2022 Conference Presentation
Background: Older people make more calls to the ambulance service than other age groups, and demand is expected to increase as populations age. Care home residents often have complex needs, but little is known about how this impacts ambulance service workload.
Objectives: This study aimed to quantify the workload of ambulance paramedics associated with callouts to care homes, compared to callouts to private households.

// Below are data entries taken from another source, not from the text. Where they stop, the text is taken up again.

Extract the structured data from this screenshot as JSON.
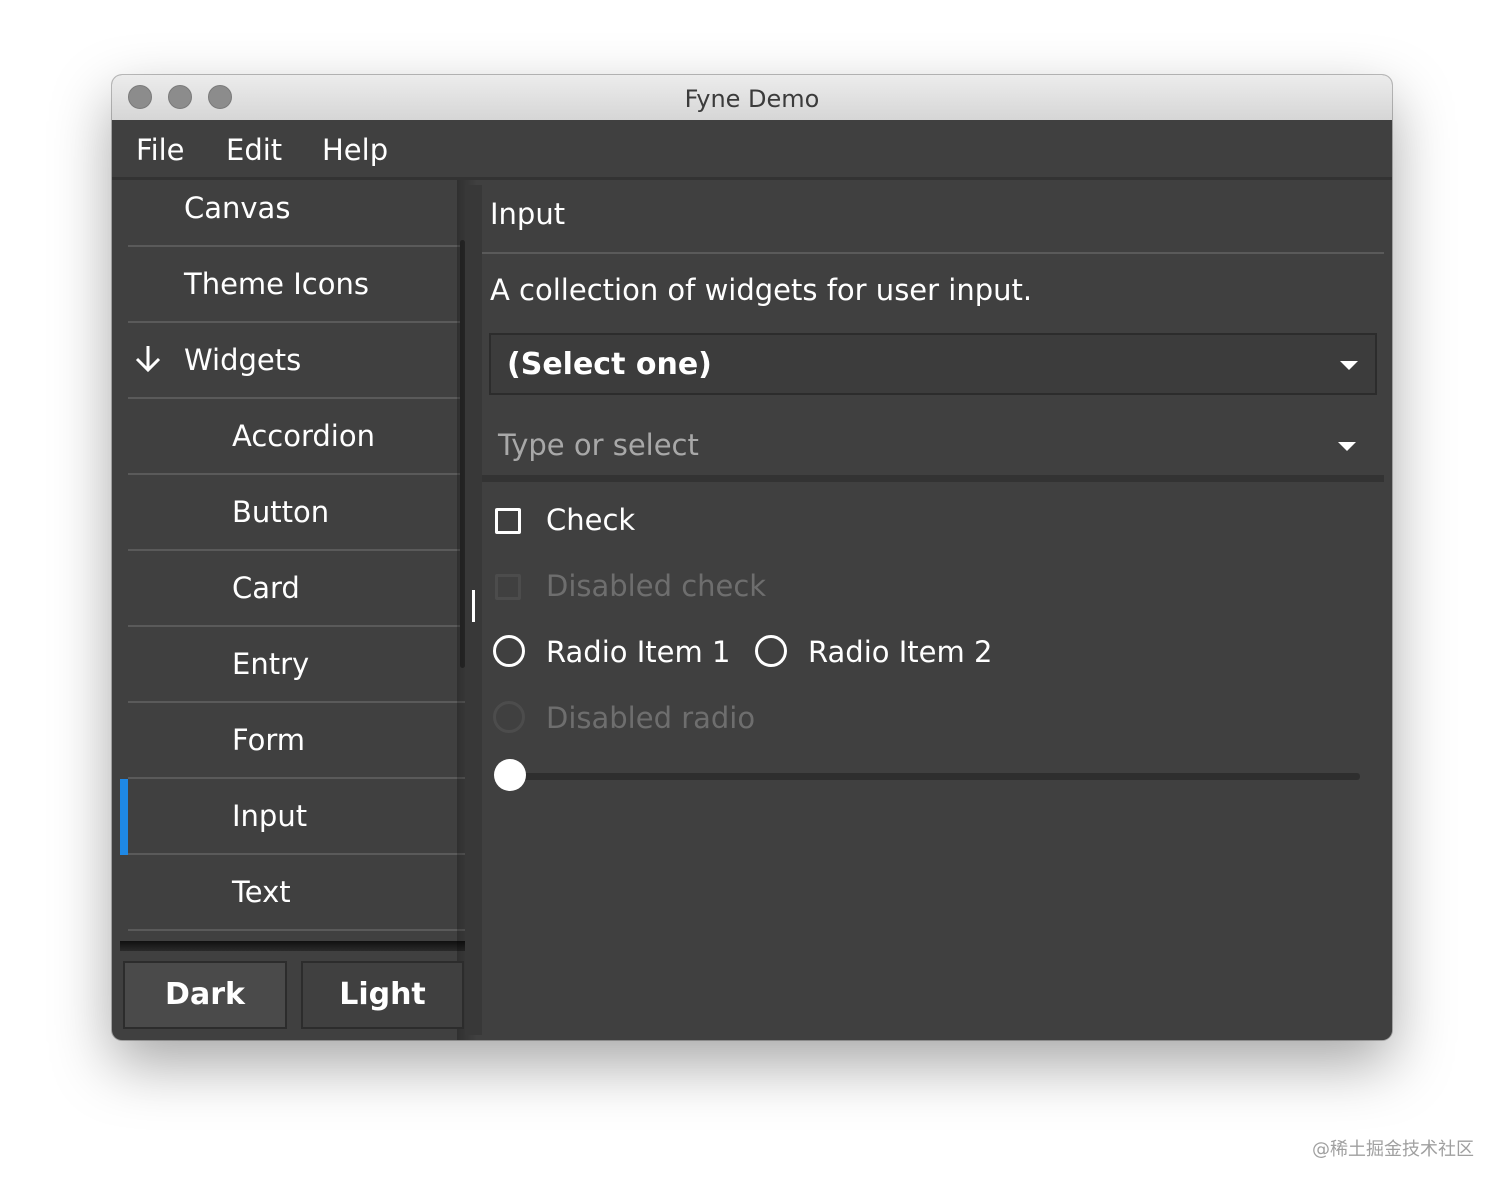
{
  "window": {
    "title": "Fyne Demo"
  },
  "menu": {
    "items": [
      "File",
      "Edit",
      "Help"
    ]
  },
  "sidebar": {
    "items": [
      {
        "label": "Canvas",
        "level": 0
      },
      {
        "label": "Theme Icons",
        "level": 0
      },
      {
        "label": "Widgets",
        "level": 0,
        "icon": "arrow-down-icon",
        "expanded": true
      },
      {
        "label": "Accordion",
        "level": 1
      },
      {
        "label": "Button",
        "level": 1
      },
      {
        "label": "Card",
        "level": 1
      },
      {
        "label": "Entry",
        "level": 1
      },
      {
        "label": "Form",
        "level": 1
      },
      {
        "label": "Input",
        "level": 1,
        "selected": true
      },
      {
        "label": "Text",
        "level": 1
      }
    ],
    "theme_buttons": {
      "dark": "Dark",
      "light": "Light"
    }
  },
  "content": {
    "title": "Input",
    "subtitle": "A collection of widgets for user input.",
    "select": {
      "value": "(Select one)"
    },
    "select_entry": {
      "placeholder": "Type or select"
    },
    "check": {
      "label": "Check",
      "checked": false
    },
    "disabled_check": {
      "label": "Disabled check"
    },
    "radios": [
      {
        "label": "Radio Item 1",
        "selected": false
      },
      {
        "label": "Radio Item 2",
        "selected": false
      }
    ],
    "disabled_radio": {
      "label": "Disabled radio"
    },
    "slider": {
      "value": 0
    }
  },
  "colors": {
    "background": "#404040",
    "accent": "#1e88e5",
    "text": "#ffffff",
    "disabled_text": "#6e6e6e"
  },
  "watermark": "@稀土掘金技术社区"
}
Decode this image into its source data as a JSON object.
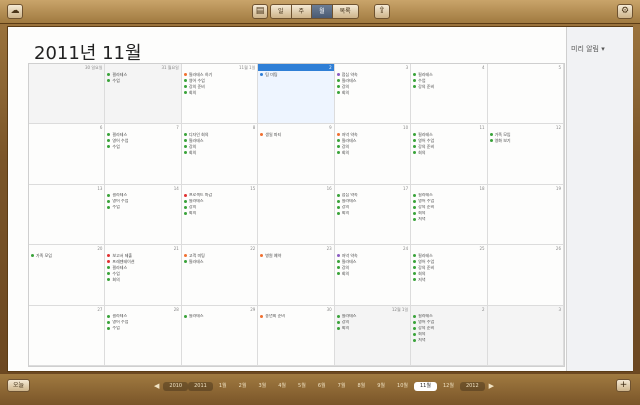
{
  "toolbar": {
    "calendar_icon": "cloud-icon",
    "calendars_icon": "calendar-list-icon",
    "views": [
      {
        "label": "일",
        "active": false
      },
      {
        "label": "주",
        "active": false
      },
      {
        "label": "월",
        "active": true
      },
      {
        "label": "목록",
        "active": false
      }
    ],
    "share_icon": "share-icon",
    "settings_icon": "gear-icon"
  },
  "month_title": "2011년 11월",
  "reminders": {
    "label": "미리 알림 ▾"
  },
  "calendar": {
    "weeks": [
      {
        "days": [
          {
            "num": "30 일요일",
            "other": true,
            "events": [],
            "band": null
          },
          {
            "num": "31 월요일",
            "other": true,
            "events": [
              {
                "title": "필라테스",
                "color": "#3aa33a"
              },
              {
                "title": "수업",
                "color": "#3aa33a"
              }
            ]
          },
          {
            "num": "11월 1일",
            "events": [
              {
                "title": "필라테스 하기",
                "color": "#f07030"
              },
              {
                "title": "영어 수업",
                "color": "#3aa33a"
              },
              {
                "title": "강의 준비",
                "color": "#3aa33a"
              },
              {
                "title": "회의",
                "color": "#3aa33a"
              }
            ]
          },
          {
            "num": "2",
            "today": true,
            "today_label": "오늘",
            "events": [
              {
                "title": "팀 미팅",
                "color": "#2f7fd6"
              }
            ]
          },
          {
            "num": "3",
            "events": [
              {
                "title": "점심 약속",
                "color": "#8a5cc2"
              },
              {
                "title": "필라테스",
                "color": "#3aa33a"
              },
              {
                "title": "강의",
                "color": "#3aa33a"
              },
              {
                "title": "회의",
                "color": "#3aa33a"
              }
            ]
          },
          {
            "num": "4",
            "events": [
              {
                "title": "필라테스",
                "color": "#3aa33a"
              },
              {
                "title": "수업",
                "color": "#3aa33a"
              },
              {
                "title": "강의 준비",
                "color": "#3aa33a"
              }
            ]
          },
          {
            "num": "5",
            "events": []
          }
        ]
      },
      {
        "days": [
          {
            "num": "6",
            "events": []
          },
          {
            "num": "7",
            "events": [
              {
                "title": "필라테스",
                "color": "#3aa33a"
              },
              {
                "title": "영어 수업",
                "color": "#3aa33a"
              },
              {
                "title": "수업",
                "color": "#3aa33a"
              }
            ]
          },
          {
            "num": "8",
            "events": [
              {
                "title": "디자인 회의",
                "color": "#3aa33a"
              },
              {
                "title": "필라테스",
                "color": "#3aa33a"
              },
              {
                "title": "강의",
                "color": "#3aa33a"
              },
              {
                "title": "회의",
                "color": "#3aa33a"
              }
            ]
          },
          {
            "num": "9",
            "events": [
              {
                "title": "생일 파티",
                "color": "#f07030"
              }
            ]
          },
          {
            "num": "10",
            "events": [
              {
                "title": "저녁 약속",
                "color": "#f07030"
              },
              {
                "title": "필라테스",
                "color": "#3aa33a"
              },
              {
                "title": "강의",
                "color": "#3aa33a"
              },
              {
                "title": "회의",
                "color": "#3aa33a"
              }
            ]
          },
          {
            "num": "11",
            "events": [
              {
                "title": "필라테스",
                "color": "#3aa33a"
              },
              {
                "title": "영어 수업",
                "color": "#3aa33a"
              },
              {
                "title": "강의 준비",
                "color": "#3aa33a"
              },
              {
                "title": "회의",
                "color": "#3aa33a"
              }
            ]
          },
          {
            "num": "12",
            "events": [
              {
                "title": "가족 모임",
                "color": "#3aa33a"
              },
              {
                "title": "영화 보기",
                "color": "#3aa33a"
              }
            ]
          }
        ]
      },
      {
        "days": [
          {
            "num": "13",
            "events": []
          },
          {
            "num": "14",
            "events": [
              {
                "title": "필라테스",
                "color": "#3aa33a"
              },
              {
                "title": "영어 수업",
                "color": "#3aa33a"
              },
              {
                "title": "수업",
                "color": "#3aa33a"
              }
            ]
          },
          {
            "num": "15",
            "events": [
              {
                "title": "프로젝트 마감",
                "color": "#e03030"
              },
              {
                "title": "필라테스",
                "color": "#3aa33a"
              },
              {
                "title": "강의",
                "color": "#3aa33a"
              },
              {
                "title": "회의",
                "color": "#3aa33a"
              }
            ]
          },
          {
            "num": "16",
            "events": []
          },
          {
            "num": "17",
            "events": [
              {
                "title": "점심 약속",
                "color": "#3aa33a"
              },
              {
                "title": "필라테스",
                "color": "#3aa33a"
              },
              {
                "title": "강의",
                "color": "#3aa33a"
              },
              {
                "title": "회의",
                "color": "#3aa33a"
              }
            ]
          },
          {
            "num": "18",
            "events": [
              {
                "title": "필라테스",
                "color": "#3aa33a"
              },
              {
                "title": "영어 수업",
                "color": "#3aa33a"
              },
              {
                "title": "강의 준비",
                "color": "#3aa33a"
              },
              {
                "title": "회의",
                "color": "#3aa33a"
              },
              {
                "title": "저녁",
                "color": "#3aa33a"
              }
            ]
          },
          {
            "num": "19",
            "events": []
          }
        ]
      },
      {
        "days": [
          {
            "num": "20",
            "events": [
              {
                "title": "가족 모임",
                "color": "#3aa33a"
              }
            ]
          },
          {
            "num": "21",
            "events": [
              {
                "title": "보고서 제출",
                "color": "#e03030"
              },
              {
                "title": "프레젠테이션",
                "color": "#e03030"
              },
              {
                "title": "필라테스",
                "color": "#3aa33a"
              },
              {
                "title": "수업",
                "color": "#3aa33a"
              },
              {
                "title": "회의",
                "color": "#3aa33a"
              }
            ]
          },
          {
            "num": "22",
            "events": [
              {
                "title": "고객 미팅",
                "color": "#f07030"
              },
              {
                "title": "필라테스",
                "color": "#3aa33a"
              }
            ]
          },
          {
            "num": "23",
            "events": [
              {
                "title": "병원 예약",
                "color": "#f07030"
              }
            ]
          },
          {
            "num": "24",
            "events": [
              {
                "title": "저녁 약속",
                "color": "#8a5cc2"
              },
              {
                "title": "필라테스",
                "color": "#3aa33a"
              },
              {
                "title": "강의",
                "color": "#3aa33a"
              },
              {
                "title": "회의",
                "color": "#3aa33a"
              }
            ]
          },
          {
            "num": "25",
            "events": [
              {
                "title": "필라테스",
                "color": "#3aa33a"
              },
              {
                "title": "영어 수업",
                "color": "#3aa33a"
              },
              {
                "title": "강의 준비",
                "color": "#3aa33a"
              },
              {
                "title": "회의",
                "color": "#3aa33a"
              },
              {
                "title": "저녁",
                "color": "#3aa33a"
              }
            ]
          },
          {
            "num": "26",
            "events": []
          }
        ]
      },
      {
        "days": [
          {
            "num": "27",
            "events": []
          },
          {
            "num": "28",
            "events": [
              {
                "title": "필라테스",
                "color": "#3aa33a"
              },
              {
                "title": "영어 수업",
                "color": "#3aa33a"
              },
              {
                "title": "수업",
                "color": "#3aa33a"
              }
            ]
          },
          {
            "num": "29",
            "events": [
              {
                "title": "필라테스",
                "color": "#3aa33a"
              }
            ]
          },
          {
            "num": "30",
            "events": [
              {
                "title": "송년회 준비",
                "color": "#f07030"
              }
            ]
          },
          {
            "num": "12월 1일",
            "other": true,
            "events": [
              {
                "title": "필라테스",
                "color": "#3aa33a"
              },
              {
                "title": "강의",
                "color": "#3aa33a"
              },
              {
                "title": "회의",
                "color": "#3aa33a"
              }
            ]
          },
          {
            "num": "2",
            "other": true,
            "events": [
              {
                "title": "필라테스",
                "color": "#3aa33a"
              },
              {
                "title": "영어 수업",
                "color": "#3aa33a"
              },
              {
                "title": "강의 준비",
                "color": "#3aa33a"
              },
              {
                "title": "회의",
                "color": "#3aa33a"
              },
              {
                "title": "저녁",
                "color": "#3aa33a"
              }
            ]
          },
          {
            "num": "3",
            "other": true,
            "events": []
          }
        ]
      }
    ]
  },
  "bottombar": {
    "today_label": "오늘",
    "add_label": "+",
    "prev_label": "◀",
    "next_label": "▶",
    "months": [
      {
        "label": "2010",
        "yr": true
      },
      {
        "label": "2011",
        "yr": true
      },
      {
        "label": "1월"
      },
      {
        "label": "2월"
      },
      {
        "label": "3월"
      },
      {
        "label": "4월"
      },
      {
        "label": "5월"
      },
      {
        "label": "6월"
      },
      {
        "label": "7월"
      },
      {
        "label": "8월"
      },
      {
        "label": "9월"
      },
      {
        "label": "10월"
      },
      {
        "label": "11월",
        "active": true
      },
      {
        "label": "12월"
      },
      {
        "label": "2012",
        "yr": true
      }
    ]
  }
}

Methods: This was an observational study using routine ambulance service data and Rockwood Clinical Frailty Scale scores from North East Ambulance Service (England) patients aged 50+ attended by 100 study paramedics between 1 January 2021 and 30 June 2021. This study used two outcome measures of ambulance workload: time spent at scene, and hospital conveyance. The relationship between care home residency and conveyance to hospital was investigated using ordinal logistic regression. The association between care home residency and paramedic time-at-scene was studied with quantile regression. Covariates included in all analyses were age, gender, whether the call was in core hours (9am-5pm) and three measures of patients' status: frailty (Clinical Frailty Scale), National Early Warning Scores (NEWS2), and ambulance response category. To address potential sampling imbalance, all models were weighted using inverse probability weights (calculated from anonymised emergency call logs containing all potentially eligible callouts).
Results: 3,056 callouts were observed, with 11.4% [95% Confidence Interval: 10.3-12.5] made to care homes. Care home residents were more frail (mean CFS 6.1 [95% CI:5.9-6.3]) than people living in the community (mean CFS 4.7 [95% CI:4.6-4.8]). After adjusting for covariates, care home residents were less likely to be conveyed to hospital (odds ratio: 0.72 [0.56-0.92]) and required similar time-at-scene as other people attended in the community (-2.1 [-6.2 to 2.0] minutes).
Conclusions: Care home residents were less likely to be conveyed to hospital by paramedics while requiring no extra time-at-scene. Our results suggests that care homes contribute towards the safe discharge of patients at scene, providing an appropriate level of care that may otherwise be placed on "downstream' services in secondary care. Enhanced community provision of care may help address this imbalance between patients in private households and in care homes. Care home residents comprise a significant minority of ambulance patients, but are seldom studied. Improving future data collection is essential to understand how to optimise their use of ambulance services.